EU officials are considering wide-ranging regulation that would include heavy restrictions on a range of “high risk” AI applications as well as facial recognition systems used by law enforcement. A leaked document also indicates that a facial recognition ban for cases of “indiscriminate” and “generalized” mass surveillance is also being considered, but privacy watchdogs in the region would like to see things taken a step further and have the technology made entirely unavailable to the police.
Proposed “social credit,” facial recognition ban aimed at China model & routine law enforcement use
The 81-page “Artificial Intelligence Act” proposal focuses on “fast-evolving” AI models that might cause harm to EU rights and interests. Though the paper does not mention the Chinese government by name, it addresses a ban on “social scoring” in a manner similar to the “social credit” system that country has implemented to restrict use of public transportation and to track the movements of the minority Uighur population. It also proposes a facial recognition ban as applicable to mass surveillance: “indiscriminate surveillance of natural persons should be prohibited when applied in a generalized manner to all persons without differentiation.”
The proposed AI regulations go beyond this, however, addressing a wide range of potentially “high risk” systems. An AI application categorized as “high risk” would be subject to special inspections, including examination of how its data sets are trained. These would include financial applications, college admissions, employment and critical infrastructure among other examples. Some categories might face an outright ban if deemed to be an “unacceptable risk”; examples cited here include “manipulating behavior to circumvent free will,” “targeting vulnerable groups” and using “subliminal techniques.” The risk level of an application would be determined by specific criteria including intended purpose, the number of people potentially affected and how irreversible the potential harm might be. The majority of AI applications, those that use relatively simple rule-based systems (such as chatbots and video games), would be considered low enough risk to not be subject to these regulations.
The facial recognition ban would prevent law enforcement from using real-time facial recognition in public spaces for routine duties, but would not take it off the table entirely. It establishes categories of “serious” exceptions such as terrorism investigations, finding missing children and public safety emergencies.
Some EU privacy watchdogs responded to the news of the facial recognition ban by declaring that it did not go far enough. The European Data Protection Supervisor (EDPS), the independent body that monitors organizational processing of personal data, called biometric identification “non-democratic” and characterized it as a serious intrusion into people’s lives. Other privacy advocates, such as Brussels-based European Digital Rights (EDRi), also support a total facial recognition ban and feel that there are too many loopholes through which to declare investigations as “serious crimes” and flout the spirit of the proposed new law. Research conducted by EDRi has found that police in Germany have used mass facial recognition indiscriminately at G20 protests, and a number of other countries have used it in public spaces for purposes such as detecting “loitering” and scanning crowds at sports venues.

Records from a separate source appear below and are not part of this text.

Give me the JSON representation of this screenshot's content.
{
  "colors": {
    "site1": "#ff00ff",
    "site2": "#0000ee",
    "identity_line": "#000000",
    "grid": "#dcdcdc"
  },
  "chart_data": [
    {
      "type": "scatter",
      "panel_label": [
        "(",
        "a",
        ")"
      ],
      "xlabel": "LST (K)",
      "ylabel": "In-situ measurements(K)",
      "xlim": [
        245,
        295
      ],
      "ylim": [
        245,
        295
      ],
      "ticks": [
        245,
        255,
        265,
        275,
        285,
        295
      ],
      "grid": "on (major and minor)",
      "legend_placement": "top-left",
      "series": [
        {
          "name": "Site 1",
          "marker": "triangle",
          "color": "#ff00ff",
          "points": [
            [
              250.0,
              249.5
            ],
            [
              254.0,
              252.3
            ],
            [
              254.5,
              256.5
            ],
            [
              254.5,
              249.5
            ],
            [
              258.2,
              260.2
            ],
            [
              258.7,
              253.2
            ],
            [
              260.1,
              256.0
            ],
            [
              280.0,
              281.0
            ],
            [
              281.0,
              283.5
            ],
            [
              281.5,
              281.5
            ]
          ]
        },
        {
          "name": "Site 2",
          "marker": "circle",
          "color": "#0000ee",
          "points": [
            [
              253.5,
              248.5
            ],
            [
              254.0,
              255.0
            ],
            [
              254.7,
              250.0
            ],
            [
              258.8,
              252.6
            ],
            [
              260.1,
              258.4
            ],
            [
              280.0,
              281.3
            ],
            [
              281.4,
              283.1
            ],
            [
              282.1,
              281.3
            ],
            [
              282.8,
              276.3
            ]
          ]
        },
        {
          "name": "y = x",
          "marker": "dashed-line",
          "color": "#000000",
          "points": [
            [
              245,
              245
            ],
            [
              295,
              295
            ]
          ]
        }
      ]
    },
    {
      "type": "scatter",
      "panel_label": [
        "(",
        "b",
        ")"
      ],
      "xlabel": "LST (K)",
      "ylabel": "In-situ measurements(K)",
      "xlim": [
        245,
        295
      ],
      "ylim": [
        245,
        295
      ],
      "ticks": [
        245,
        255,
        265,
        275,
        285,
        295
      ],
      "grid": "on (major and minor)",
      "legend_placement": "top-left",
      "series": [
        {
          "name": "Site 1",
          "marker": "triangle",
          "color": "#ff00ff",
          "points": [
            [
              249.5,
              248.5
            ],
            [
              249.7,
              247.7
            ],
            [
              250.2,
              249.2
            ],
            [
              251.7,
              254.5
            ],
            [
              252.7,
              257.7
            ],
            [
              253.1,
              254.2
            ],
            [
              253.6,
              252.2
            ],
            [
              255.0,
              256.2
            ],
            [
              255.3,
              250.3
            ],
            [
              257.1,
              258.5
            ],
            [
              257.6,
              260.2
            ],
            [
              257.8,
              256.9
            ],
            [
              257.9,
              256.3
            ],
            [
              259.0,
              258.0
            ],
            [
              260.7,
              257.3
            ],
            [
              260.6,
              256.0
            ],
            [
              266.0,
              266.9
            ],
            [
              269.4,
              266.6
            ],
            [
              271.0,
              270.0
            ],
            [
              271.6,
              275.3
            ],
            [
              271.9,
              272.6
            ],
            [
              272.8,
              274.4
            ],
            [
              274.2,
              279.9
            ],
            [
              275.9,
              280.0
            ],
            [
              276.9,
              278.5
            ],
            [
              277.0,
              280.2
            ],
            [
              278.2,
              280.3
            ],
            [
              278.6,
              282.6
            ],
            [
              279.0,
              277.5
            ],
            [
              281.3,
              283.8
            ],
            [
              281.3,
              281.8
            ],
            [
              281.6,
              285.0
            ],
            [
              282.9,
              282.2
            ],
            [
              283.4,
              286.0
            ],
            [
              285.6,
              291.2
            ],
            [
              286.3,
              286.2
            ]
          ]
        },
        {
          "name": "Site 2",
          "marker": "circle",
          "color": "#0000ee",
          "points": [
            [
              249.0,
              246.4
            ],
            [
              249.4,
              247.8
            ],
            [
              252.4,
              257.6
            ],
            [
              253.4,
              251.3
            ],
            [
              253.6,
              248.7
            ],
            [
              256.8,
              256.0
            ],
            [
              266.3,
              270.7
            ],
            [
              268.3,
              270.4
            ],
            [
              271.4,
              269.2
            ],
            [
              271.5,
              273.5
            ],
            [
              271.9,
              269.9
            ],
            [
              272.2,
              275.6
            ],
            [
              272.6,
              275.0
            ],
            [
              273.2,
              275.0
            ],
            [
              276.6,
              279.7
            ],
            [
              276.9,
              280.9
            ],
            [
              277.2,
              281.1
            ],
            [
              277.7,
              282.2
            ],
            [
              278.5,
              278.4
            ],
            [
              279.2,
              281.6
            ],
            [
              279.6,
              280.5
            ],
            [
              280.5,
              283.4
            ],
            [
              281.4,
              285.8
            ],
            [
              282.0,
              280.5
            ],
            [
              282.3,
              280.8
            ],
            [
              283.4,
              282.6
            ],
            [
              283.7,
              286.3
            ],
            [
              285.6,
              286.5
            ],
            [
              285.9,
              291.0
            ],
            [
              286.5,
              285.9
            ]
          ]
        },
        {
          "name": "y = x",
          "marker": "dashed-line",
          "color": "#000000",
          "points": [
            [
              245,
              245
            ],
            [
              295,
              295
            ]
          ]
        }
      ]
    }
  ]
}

High risk AI faces stronger standards, stiff penalties
The risky AI categories would be subject to new standards and regular supervision by officials, and companies could be hit with steeper fines than are presently allowed under the General Data Protection Regulation (GDPR): a maximum of 6% of annual global turnover.
The EU would be the first region of the world to adopt strong AI regulation of this nature, but the effects could be global. Tech giants based in other countries, most notably the Silicon Valley companies, might have to make changes to operations and software to stay within the purview of EU law. It may not be feasible or cost-effective to implement these changes solely in the EU.
The AI legislation would apply to both developers and users of these systems. Some specific requirements for developers enumerated in the report include a mandatory conformity assessment before AI systems can go into public use, standards for the quality of data sets and the tracing and reporting of results, and oversight by national market surveillance authorities. A new international board of regulators, the European Artificial Intelligence Board, would be established to ensure that implementation and enforcement are harmonized across the whole of the EU.
Though some in big tech are already expressing concern, the process of approving the facial recognition ban and new AI regulations would need to be approved by both the European Parliament and the EU member states. That is a potentially contentious process that will almost certainly involve changes and could ultimately take years to resolve. 40 European parliament MEPs have already called for the proposed legislation to be strengthened, with both a stronger facial recognition ban and a ban on the use of personal characteristics (such as sex and gender) in AI decisions.